ZONOS2 Technical Report
Summary
ZONOS2 8B is a new text-to-speech (TTS) model that achieves state-of-the-art naturalness, prosody, and voice cloning fidelity. It significantly improves upon its predecessor, Zonos-v0.1, by scaling from 1.6 billion to 8 billion total parameters (900 million active) through a novel Mixture-of-Experts (MoE) backbone, which also enhances inference latency and throughput. The training corpus was expanded from 200,000 to over 6 million hours using a new data processing pipeline. Additionally, post-training and conditioning recipes were simplified to further boost naturalness and voice cloning. Evaluated on quality, speaker similarity, WER, and the ZTTS1-Eval benchmark, ZONOS2 8B performs competitively with other state-of-the-art systems while maintaining good streaming latency. Its model weights and example inference code are released under an Apache 2.0 license on GitHub and Hugging Face.
Key takeaway
For machine learning engineers evaluating text-to-speech solutions, ZONOS2 8B presents a compelling option due to its state-of-the-art naturalness and voice cloning fidelity, coupled with efficient inference via its Mixture-of-Experts architecture. You should consider integrating its Apache 2.0 licensed weights and inference code into your projects, especially for applications requiring high-quality, scalable speech synthesis with good streaming latency.
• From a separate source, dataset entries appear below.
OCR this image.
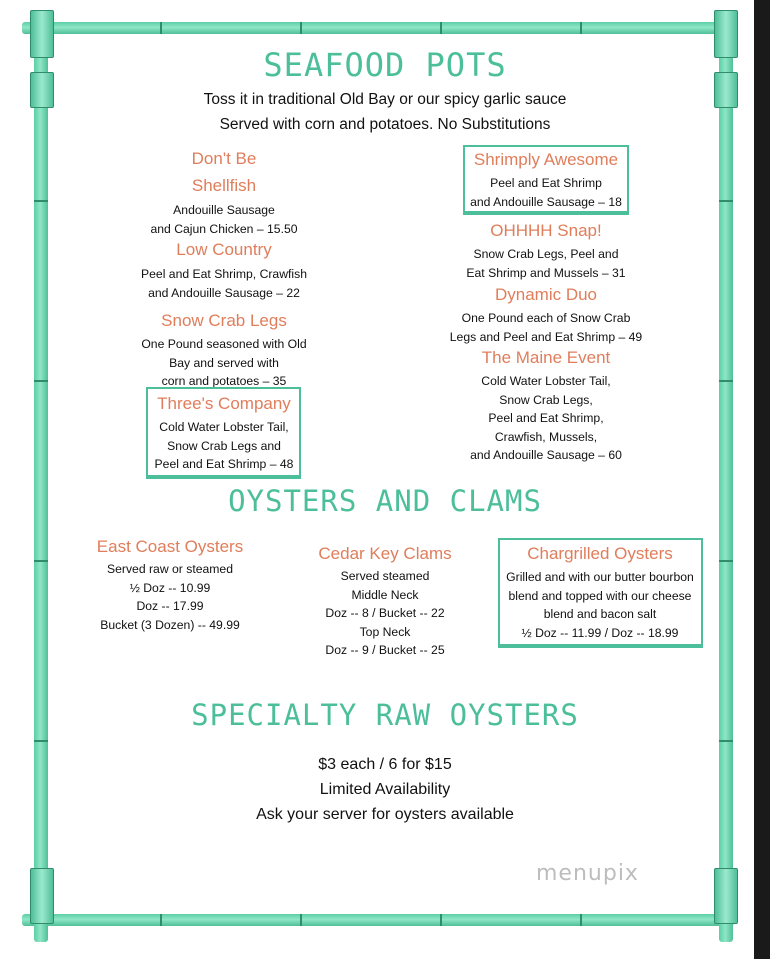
SEAFOOD POTS
Toss it in traditional Old Bay or our spicy garlic sauce
Served with corn and potatoes. No Substitutions
Don't Be
Shellfish
Andouille Sausage
and Cajun Chicken – 15.50
Low Country
Peel and Eat Shrimp, Crawfish
and Andouille Sausage – 22
Snow Crab Legs
One Pound seasoned with Old
Bay and served with
corn and potatoes – 35
Three's Company
Cold Water Lobster Tail,
Snow Crab Legs and
Peel and Eat Shrimp – 48
Shrimply Awesome
Peel and Eat Shrimp
and Andouille Sausage – 18
OHHHH Snap!
Snow Crab Legs, Peel and
Eat Shrimp and Mussels – 31
Dynamic Duo
One Pound each of Snow Crab
Legs and Peel and Eat Shrimp – 49
The Maine Event
Cold Water Lobster Tail,
Snow Crab Legs,
Peel and Eat Shrimp,
Crawfish, Mussels,
and Andouille Sausage – 60
OYSTERS AND CLAMS
East Coast Oysters
Served raw or steamed
½ Doz -- 10.99
Doz -- 17.99
Bucket (3 Dozen) -- 49.99
Cedar Key Clams
Served steamed
Middle Neck
Doz -- 8 / Bucket -- 22
Top Neck
Doz -- 9 / Bucket -- 25
Chargrilled Oysters
Grilled and with our butter bourbon
blend and topped with our cheese
blend and bacon salt
½ Doz -- 11.99 / Doz -- 18.99
SPECIALTY RAW OYSTERS
$3 each / 6 for $15
Limited Availability
Ask your server for oysters available
menupix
This model offers a robust foundation for advanced voice applications.
Key insights
ZONOS2 8B achieves state-of-the-art TTS by scaling parameters, data, and simplifying training recipes for improved fidelity.
Principles
- MoE backbones enhance inference for large models.
- Extensive data scaling improves TTS quality.
- Simplified training recipes boost naturalness.
Method
The model scales from 1.6B to 8B parameters using a novel Mixture-of-Experts backbone, processes over 6M hours of training data, and simplifies post-training and conditioning recipes.
In practice
- Utilize MoE for efficient, large-scale TTS.
- Leverage ZONOS2 8B for high-fidelity voice cloning.
- Integrate Apache 2.0 licensed weights for TTS applications.
Topics
- Text-to-Speech
- Mixture-of-Experts
- Voice Cloning
- Model Scaling
- Speech Synthesis
- Open-Source Models
Code references
Best for: AI Engineer, Research Scientist, AI Scientist, Machine Learning Engineer, NLP Engineer
Related on AIssential
Editorial summary, takeaway, and curation by AIssential. Original article published by Takara TLDR - Daily AI Papers.